A review by mburnamfink
The Teller's War: The Top-Secret Story Behind the Star Wars Deception by William J. Broad

5.0

Broad knows what's up with missile defense. As the New York Times science correspondent during the 80s, he was close to many of the principles in various stabs at Star Wars during the Reagan administration. The prime mover was Edward Teller, father of the hydrogen bomb, founder of Lawrence Livermore National Lab, and the conservative doyen of nuclear scientific clientage. For all his successes, Teller had a checkered record as a scientist. The mainstream academic community had turned against him in the 1950s over his betrayal of Oppenheimer during the Red Scare. He hadn't made a major scientific contribution on the order of his Manhattan Project peers. And the public regarded him as a Dr. Strangelove-esque madman who's plans for peaceful hydrogen bombs had come to nothing.

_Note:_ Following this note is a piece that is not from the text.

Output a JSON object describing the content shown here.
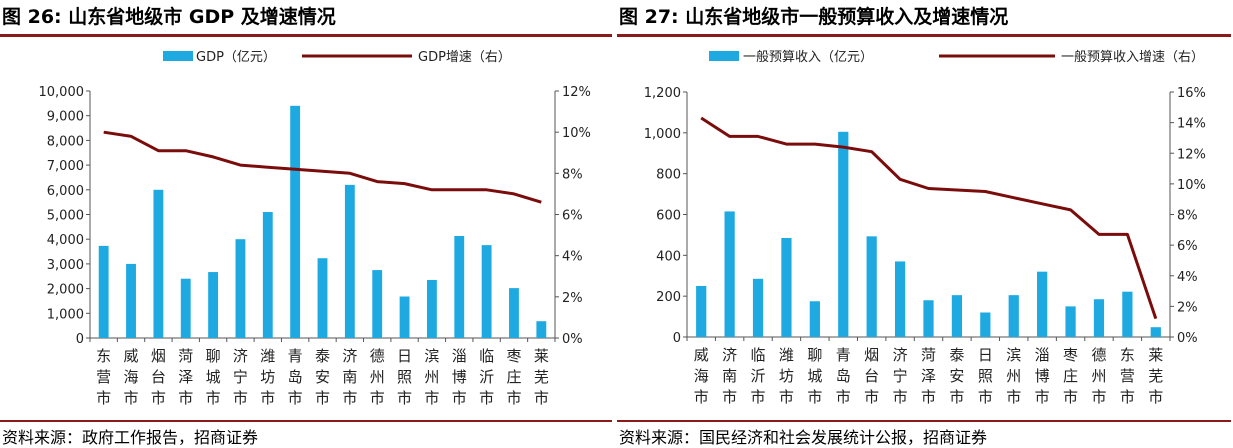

In this climate, Teller grabbed onto the scientifically advanced bomb-pumped X-Ray laser as a way to defeat the Soviet nuclear arsenal, shield America from mutually assured destruction, and ensure his place in the history books. Theoretically, the X-ray laser could amplify an H-bomb into beams of coherent light billions of times brighter than the blast itself, shooting 100,000s of independently targetable beams at a nuclear strike. Theoretically. Engineering this thing would be a nightmare, as the whole apparatus existed for only a nanosecond next to an exploding hydrogen bomb.

Teller's optimism, vision, and passion were his greatest assets as a scientific leader, but in this case they lead to his downfall, as Teller oversold Reagan on the potential of the X-ray laser. The narrative mostly follows Roy Woodruff, the nuclear scientist in charge of the X-ray laser program, and his attempts to properly inform the Reagan administration and the public about the serious limits and uncertainties around Star Wars in the face of Teller's PR campaign and scorched earth bureaucratic warfare.

The story of Star Wars is bigger than just Teller and Woodruff, but Broad's framing is essentially correct, and provides a gripping and technically accurate account of some of the most fraught science politics in recent memory.